Rhonda Roland Shearer - Sculpture

Sculpture

As a sculptor, her work has been exhibited in New York, Los Angeles and London, as well as smaller cities throughout the United States. One of her works reflected her feminist principles by calling attention to the gender disparity in the public art that New York City commissions. Of the hundreds of monuments erected in the city, she emphasized, only three depict real women: Gertrude Stein, Eleanor Roosevelt and Joan of Arc.
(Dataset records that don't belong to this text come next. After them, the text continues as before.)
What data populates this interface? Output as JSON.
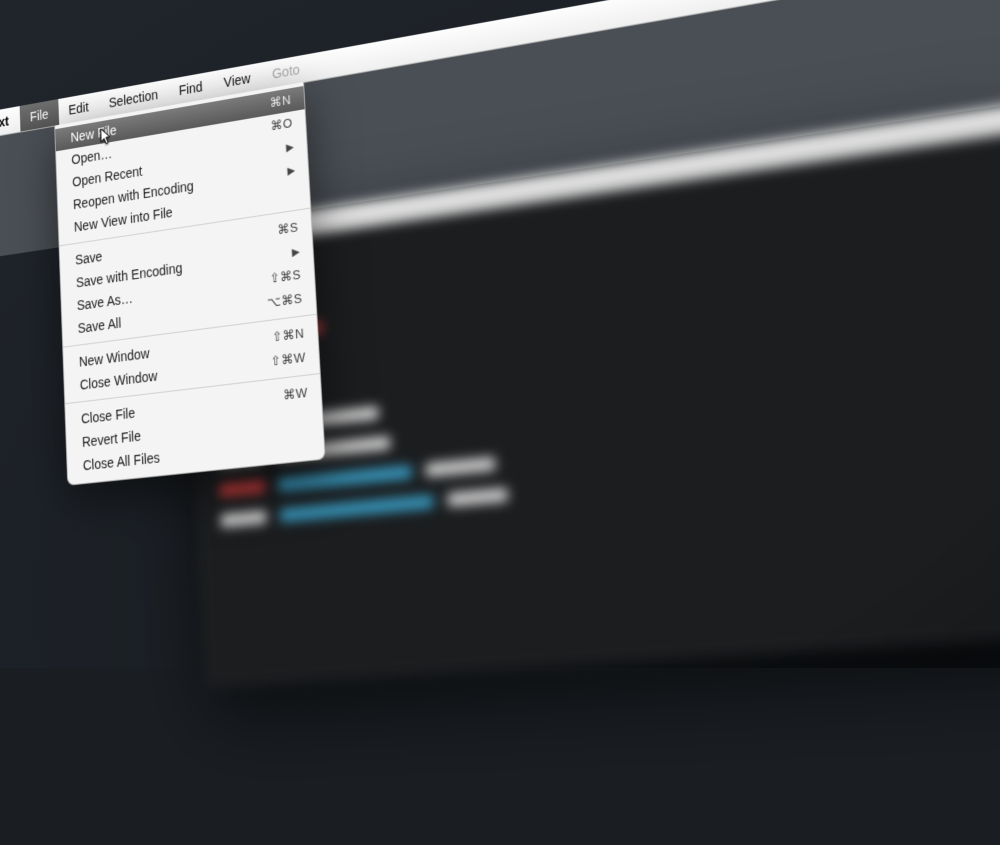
{
  "menubar": {
    "app_name": "Sublime Text",
    "items": [
      {
        "label": "File",
        "open": true
      },
      {
        "label": "Edit",
        "open": false
      },
      {
        "label": "Selection",
        "open": false
      },
      {
        "label": "Find",
        "open": false
      },
      {
        "label": "View",
        "open": false
      },
      {
        "label": "Goto",
        "open": false
      }
    ]
  },
  "file_menu": {
    "groups": [
      [
        {
          "label": "New File",
          "shortcut": "⌘N",
          "submenu": false,
          "highlight": true
        },
        {
          "label": "Open…",
          "shortcut": "⌘O",
          "submenu": false,
          "highlight": false
        },
        {
          "label": "Open Recent",
          "shortcut": "",
          "submenu": true,
          "highlight": false
        },
        {
          "label": "Reopen with Encoding",
          "shortcut": "",
          "submenu": true,
          "highlight": false
        },
        {
          "label": "New View into File",
          "shortcut": "",
          "submenu": false,
          "highlight": false
        }
      ],
      [
        {
          "label": "Save",
          "shortcut": "⌘S",
          "submenu": false,
          "highlight": false
        },
        {
          "label": "Save with Encoding",
          "shortcut": "",
          "submenu": true,
          "highlight": false
        },
        {
          "label": "Save As…",
          "shortcut": "⇧⌘S",
          "submenu": false,
          "highlight": false
        },
        {
          "label": "Save All",
          "shortcut": "⌥⌘S",
          "submenu": false,
          "highlight": false
        }
      ],
      [
        {
          "label": "New Window",
          "shortcut": "⇧⌘N",
          "submenu": false,
          "highlight": false
        },
        {
          "label": "Close Window",
          "shortcut": "⇧⌘W",
          "submenu": false,
          "highlight": false
        }
      ],
      [
        {
          "label": "Close File",
          "shortcut": "⌘W",
          "submenu": false,
          "highlight": false
        },
        {
          "label": "Revert File",
          "shortcut": "",
          "submenu": false,
          "highlight": false
        },
        {
          "label": "Close All Files",
          "shortcut": "",
          "submenu": false,
          "highlight": false
        }
      ]
    ]
  }
}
In the traveling museum exhibition catalogue, Shearer described her exhibition "Woman's Work" by writing, "I depicted large scale images of motherhood and housework in heroic size, as are our most sacred monuments." The New York Times profiled the exhibit in an article "Celebrating Heroines of Drudgery".

In 1996, she exhibited Shapes Of Nature, 10 Years Of Bronze Sculptures in The New York Botanical Garden, which experimented in the use of fractals as a new way to look at space and form. Whereas many mathematicians like Benoit Mandelbrot understood fractals in the form of computerized models of equations, others like Nathaniel Friedman and Shearer recognized that fractals are also found in nature. The Economist quoted her as saying, "For the artists, nothing is more fundamental."

Always fascinated by the intersection between science and art, Shearer exhibited Pangea—inspired by chaos theory—in New York and Los Angeles from 1990-1991.